Discover more from CAFÉ ANNE
A NYC Steak House Mystery!
Plus! More Parenting Advice from Child-Free Aharon!! Wildflower Election!!!
Welcome to Issue #71 of CAFÉ ANNE!
HUGE NEWS: New York City has kicked off an election to designate an official city wildflower. The candidates, nominated by a different park board in each borough, include Butterfly Milkweed (Manhattan), Pinxter Azalea (Staten Island), Giant Sunflower (Queens), Wild Columbine (Brooklyn) and Spicebush (Bronx).
It’s important that we get this right—wildflowers are scary and out of control, and we need to designate a solid, reliable floral leader who won’t go rogue. I’m endorsing the Wild Columbine because, despite its terrifying name, it is the most domestic of the bunch. Also, it refers to itself as “a plant for the masses.” Also, it feeds hummingbirds. You can cast your vote here.

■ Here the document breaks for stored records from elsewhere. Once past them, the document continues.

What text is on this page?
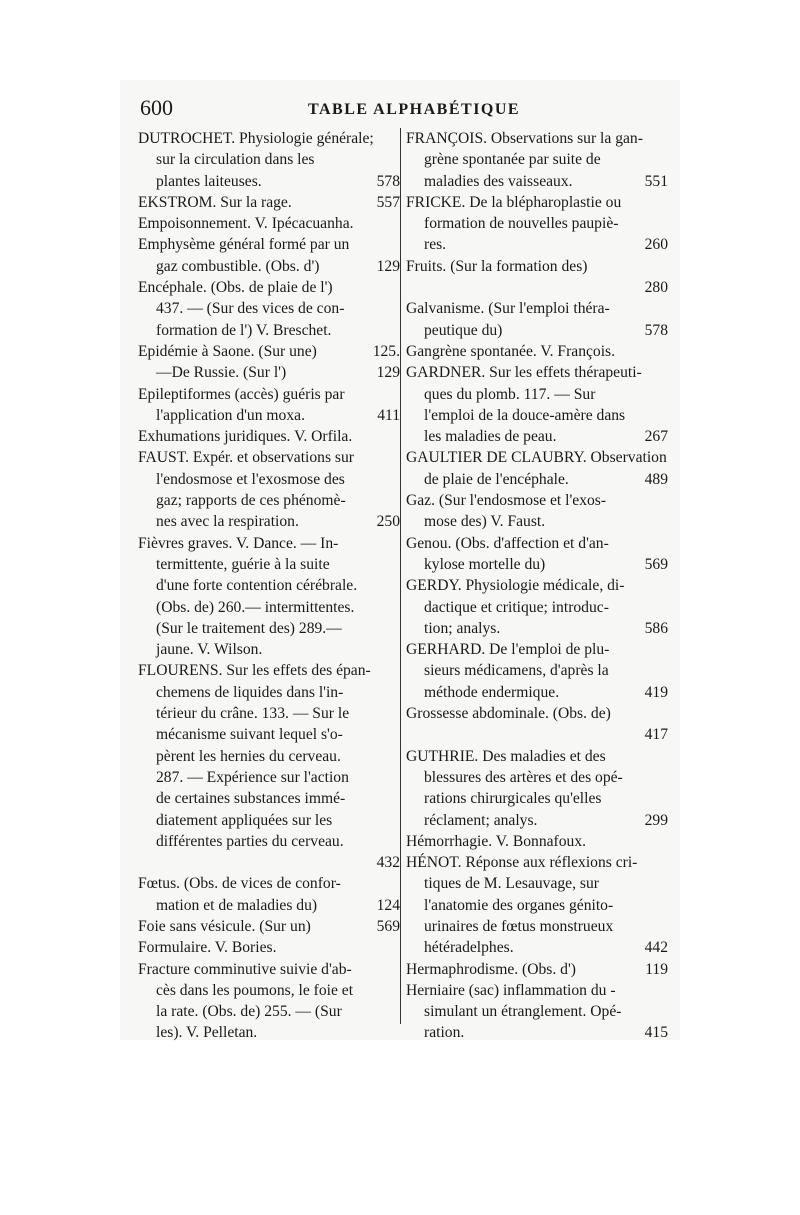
600	TABLE ALPHABÉTIQUE
DUTROCHET. Physiologie générale;
sur la circulation dans les
plantes laiteuses.	578
EKSTROM. Sur la rage.	557
Empoisonnement. V. Ipécacuanha.
Emphysème général formé par un
gaz combustible. (Obs. d')	129
Encéphale. (Obs. de plaie de l')
437. — (Sur des vices de con-
formation de l') V. Breschet.
Epidémie à Saone. (Sur une)	125.
—De Russie. (Sur l')	129
Epileptiformes (accès) guéris par
l'application d'un moxa.	411
Exhumations juridiques. V. Orfila.
FAUST. Expér. et observations sur
l'endosmose et l'exosmose des
gaz; rapports de ces phénomè-
nes avec la respiration.	250
Fièvres graves. V. Dance. — In-
termittente, guérie à la suite
d'une forte contention cérébrale.
(Obs. de) 260.— intermittentes.
(Sur le traitement des) 289.—
jaune. V. Wilson.
FLOURENS. Sur les effets des épan-
chemens de liquides dans l'in-
térieur du crâne. 133. — Sur le
mécanisme suivant lequel s'o-
pèrent les hernies du cerveau.
287. — Expérience sur l'action
de certaines substances immé-
diatement appliquées sur les
différentes parties du cerveau.
432
Fœtus. (Obs. de vices de confor-
mation et de maladies du)	124
Foie sans vésicule. (Sur un)	569
Formulaire. V. Bories.
Fracture comminutive suivie d'ab-
cès dans les poumons, le foie et
la rate. (Obs. de) 255. — (Sur
les). V. Pelletan.
FRANÇOIS. Observations sur la gan-
grène spontanée par suite de
maladies des vaisseaux.	551
FRICKE. De la blépharoplastie ou
formation de nouvelles paupiè-
res.	260
Fruits. (Sur la formation des)
280
Galvanisme. (Sur l'emploi théra-
peutique du)	578
Gangrène spontanée. V. François.
GARDNER. Sur les effets thérapeuti-
ques du plomb. 117. — Sur
l'emploi de la douce-amère dans
les maladies de peau.	267
GAULTIER DE CLAUBRY. Observation
de plaie de l'encéphale.	489
Gaz. (Sur l'endosmose et l'exos-
mose des) V. Faust.
Genou. (Obs. d'affection et d'an-
kylose mortelle du)	569
GERDY. Physiologie médicale, di-
dactique et critique; introduc-
tion; analys.	586
GERHARD. De l'emploi de plu-
sieurs médicamens, d'après la
méthode endermique.	419
Grossesse abdominale. (Obs. de)
417
GUTHRIE. Des maladies et des
blessures des artères et des opé-
rations chirurgicales qu'elles
réclament; analys.	299
Hémorrhagie. V. Bonnafoux.
HÉNOT. Réponse aux réflexions cri-
tiques de M. Lesauvage, sur
l'anatomie des organes génito-
urinaires de fœtus monstrueux
hétéradelphes.	442
Hermaphrodisme. (Obs. d')	119
Herniaire (sac) inflammation du -
simulant un étranglement. Opé-
ration.	415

In other news, Secret-Elevator-in-the-Empire-State-Building shoutouts to new paid subscribers Laura E., Kathy C. and the mysterious JTMail. Thank you for your support, which ensures CAFÉ ANNE stays paywall free and available to everyone, everywhere, all the time.
I am very excited for this week’s issue, of course. We’ve got a guest post from child-free Aharon dishing out more parenting advice. PLUS, the first installment in my NYC steakhouse investigation.
Parenting Advice From Child-Free Aharon!
Last issue's feature story, "Parenting Advice From Child-Free New Yorkers,” generated a lot of feedback. But nothing spurred as many comments as the suggestions from my child-free friend Aharon, whose tips included gems such as, “Let the baby have a latte. What could go wrong?"
Reader Mark D. in Minnesota suggested that Aharon get a guest post to expound on his parenting ideas. Great idea! I was very happy when Aharon accepted the invitation, and submitted the following essay. Please enjoy!
People often come up to me and say, “Aharon, when will you write something for CAFÉ ANNE?”
I respond, “When Anne asks me nicely.”
Also: “This is a voting booth/public restroom. Some privacy, please.”
I kid! People never come up to me, because I do not go out in public or have visitors. This question comes from Substack comments.
There, people also ask, “Is Aharon real? If so, is that his real name? Is it something else? Like 'Banjo?' There are people named Banjo now. One went to Hebrew school with Aharon’s oldest niece. If Aharon is real."
People can be so hurtful in the comments section.
But this is not about me. It’s about the children, who are the future but—get this—are here NOW. So, what to DO with them??? When my overlord (overlady??) Anne noticed the comments that my parenting tips inspired, the moment had arrived. OUR moment: the children’s, mine, yours!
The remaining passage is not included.